This East Coast camping roundup is brought to you by our friends at Roanline. Whether you want to mountain bike, hike, or simply camp, outdoor apparel from Roanline will keep you comfortable throughout your adventure.
The East Coast is home to nearly two-thirds of the U.S. population. But look beyond the bustling metropolitan hubs, and you’ll also find 16 National Parks, seemingly endless historical sites, and plenty of wilderness to explore. You’ll find Acadia National Park (our oldest national park), the Great Smoky Mountains (our most visited National Park), and the Blue Ridge Parkway (our most visited National Parkway).
You can visit the beach for a weekend trip or head to the mountains for a refreshing week-long summer vacation. From Maine to Florida, the East Coast offers a variety of camping opportunities. The tough part will be deciding where you want to go first.
Here are five our favorite east coast camping destinations:
1. Cape Cod National Seashore and Nickerson State Park, MA
Visitors can take in 40 miles of sandy beaches, marshes, ponds, and uplands, all of which offer wonderful wildlife viewing opportunities. You can also explore iconic New England lighthouses, historical and cultural sites, and even wild cranberry bogs.
A Cape Cod favorite and centrally located, Nickerson State Park offers a whopping 418 campsites in a serene pine and oak forest. Along with plenty of space, the campground also features hot showers and close proximity to several freshwater swimming ponds.
2. Acadia National Park, ME
As the oldest National Park east of the Mississippi River, Acadia National Park sees over 3.3 million people annually. The park features over 158 miles of hiking trails, 45 miles of carriage trails for walking, biking, and horseback riding, and lots of incredible scenery. Enjoy bike rides along tree-lined carriage roads, gentle walks along rugged and rocky coastlines, and kayaking in nearby lakes.
We recommend finding East Coast camping in the Blackwoods Campground, where all campsites are within a 10-minute walk of the ocean. Here, you can take in views of Bass Harbor Head Lighthouse and Cadillac Mountain. Visitors here have access to historical sites and hiking as well.
3. Fort Clinch State Park on Amelia Island, FL
Home to Kelly Slater and NASA, Cocoa Beach in Florida is one of the best East Coast surf spots. With all of the beach access, you can indulge in some surfing. Set up camp and then surf at Fort Clinch State Park, located on the northern tip of Amelia Island. If you don’t feel like surfing this area has many other activities to offer. You can explore the 3 miles of shoreline, or go fishing, swimming, biking, hiking, or sunbathing. Fort Clinch State Park is also a prime spot for East Coast wildlife viewing. You might see alligators, tortoises, deer, bobcats, or raccoons, and you will definitely see a variety of birds.

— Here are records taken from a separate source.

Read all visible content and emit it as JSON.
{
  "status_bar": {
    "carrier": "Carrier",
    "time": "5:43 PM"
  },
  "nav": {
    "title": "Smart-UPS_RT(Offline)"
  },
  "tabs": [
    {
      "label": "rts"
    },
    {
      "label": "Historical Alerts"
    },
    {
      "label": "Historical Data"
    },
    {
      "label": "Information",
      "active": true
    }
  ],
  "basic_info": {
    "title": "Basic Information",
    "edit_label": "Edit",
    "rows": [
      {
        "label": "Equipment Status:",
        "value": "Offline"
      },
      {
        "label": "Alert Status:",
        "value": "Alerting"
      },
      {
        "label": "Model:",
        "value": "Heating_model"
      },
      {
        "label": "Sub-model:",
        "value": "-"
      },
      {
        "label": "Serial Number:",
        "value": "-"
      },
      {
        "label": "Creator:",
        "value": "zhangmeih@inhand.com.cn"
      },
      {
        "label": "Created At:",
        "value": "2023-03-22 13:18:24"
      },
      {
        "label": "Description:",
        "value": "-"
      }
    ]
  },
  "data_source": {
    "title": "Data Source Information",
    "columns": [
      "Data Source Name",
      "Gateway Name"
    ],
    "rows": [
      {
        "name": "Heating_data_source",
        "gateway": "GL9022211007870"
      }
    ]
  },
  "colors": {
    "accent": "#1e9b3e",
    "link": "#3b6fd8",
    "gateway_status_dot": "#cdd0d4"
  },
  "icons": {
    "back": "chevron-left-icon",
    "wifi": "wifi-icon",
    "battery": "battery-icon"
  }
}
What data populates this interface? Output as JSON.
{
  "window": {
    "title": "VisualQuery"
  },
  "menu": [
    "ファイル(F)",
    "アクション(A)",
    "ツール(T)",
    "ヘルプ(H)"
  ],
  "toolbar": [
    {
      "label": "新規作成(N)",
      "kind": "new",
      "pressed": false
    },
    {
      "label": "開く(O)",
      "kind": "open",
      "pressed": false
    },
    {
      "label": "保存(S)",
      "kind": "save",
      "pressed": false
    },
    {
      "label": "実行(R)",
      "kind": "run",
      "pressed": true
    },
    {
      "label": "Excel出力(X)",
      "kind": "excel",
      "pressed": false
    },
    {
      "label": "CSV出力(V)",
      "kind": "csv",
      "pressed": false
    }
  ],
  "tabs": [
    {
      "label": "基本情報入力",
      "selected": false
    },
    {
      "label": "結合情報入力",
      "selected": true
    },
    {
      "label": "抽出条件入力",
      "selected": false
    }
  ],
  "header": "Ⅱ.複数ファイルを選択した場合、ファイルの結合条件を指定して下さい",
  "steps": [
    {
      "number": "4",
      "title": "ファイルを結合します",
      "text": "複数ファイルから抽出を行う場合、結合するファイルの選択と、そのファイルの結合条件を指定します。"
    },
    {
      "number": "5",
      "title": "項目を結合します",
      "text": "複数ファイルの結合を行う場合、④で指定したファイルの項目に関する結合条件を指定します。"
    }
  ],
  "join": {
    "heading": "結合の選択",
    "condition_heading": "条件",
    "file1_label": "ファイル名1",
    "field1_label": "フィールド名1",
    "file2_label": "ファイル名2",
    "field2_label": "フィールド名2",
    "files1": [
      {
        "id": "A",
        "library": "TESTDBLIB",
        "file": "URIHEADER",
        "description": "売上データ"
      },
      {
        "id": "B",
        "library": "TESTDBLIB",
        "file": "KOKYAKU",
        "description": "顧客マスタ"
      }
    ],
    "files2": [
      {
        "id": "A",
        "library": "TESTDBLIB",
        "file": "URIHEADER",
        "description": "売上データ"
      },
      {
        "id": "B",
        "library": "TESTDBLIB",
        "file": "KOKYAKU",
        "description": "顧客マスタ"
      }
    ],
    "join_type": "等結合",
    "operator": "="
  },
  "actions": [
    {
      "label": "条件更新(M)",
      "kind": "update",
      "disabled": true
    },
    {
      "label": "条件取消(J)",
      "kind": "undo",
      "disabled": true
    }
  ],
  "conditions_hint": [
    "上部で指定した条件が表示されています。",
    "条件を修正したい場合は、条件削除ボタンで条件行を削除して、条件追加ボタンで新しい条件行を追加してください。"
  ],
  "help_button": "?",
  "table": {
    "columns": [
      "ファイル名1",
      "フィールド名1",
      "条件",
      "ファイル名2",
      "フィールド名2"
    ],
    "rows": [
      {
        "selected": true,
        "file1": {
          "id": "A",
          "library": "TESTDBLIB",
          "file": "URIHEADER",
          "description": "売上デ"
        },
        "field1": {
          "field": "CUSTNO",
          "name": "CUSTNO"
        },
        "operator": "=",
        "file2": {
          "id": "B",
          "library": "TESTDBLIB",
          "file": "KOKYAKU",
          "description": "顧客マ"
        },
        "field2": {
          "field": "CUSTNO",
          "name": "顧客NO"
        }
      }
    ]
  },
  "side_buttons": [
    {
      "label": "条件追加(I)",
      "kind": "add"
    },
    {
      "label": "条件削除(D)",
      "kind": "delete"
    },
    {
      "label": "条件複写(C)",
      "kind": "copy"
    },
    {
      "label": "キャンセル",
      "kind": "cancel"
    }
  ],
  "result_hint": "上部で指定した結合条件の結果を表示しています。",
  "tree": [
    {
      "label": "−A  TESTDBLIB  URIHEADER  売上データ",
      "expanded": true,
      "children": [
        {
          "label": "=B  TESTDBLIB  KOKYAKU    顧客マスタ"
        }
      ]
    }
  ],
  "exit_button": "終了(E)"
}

4. Little River State Park, VT
Little River State Park is located in central Vermont. This historical East Coast camping destination has a little something for everyone. Visitors can enjoy swimming, play areas, boat rentals, volleyball, mountain biking, and self-guided history and nature trails in the nearby Mt. Mansfield State Forest. Some of the historical sites include, an old sawmill, a cemetery, bridges, and cellar holes from communities long gone.
At Little River State Park, visitors also have access to a variety of camping. You can choose between a tent site, lean-to, cabin, or a remote, boat-accessible site.
5. Great Smoky Mountains National Park, TN
Last but not least, is the Great Smoky Mountains National Park. This area offers boundless views of forested ridge lines, and a wide range of plant an animal diversity from the East Coast region of Southern Appalachia. Iconic vistas and the biodiversity are just two reasons that Great Smoky Mountains is America’s most visited national park and a top camping destination.
The Mount LeConte campground may have some the best views in the area. You can take in views of Mount LeConte, the third highest peak in the park, or challenging your hiking and balancing skills by following the Alum Cave Trail. On your descent you will make your way through unique rock formations and caves.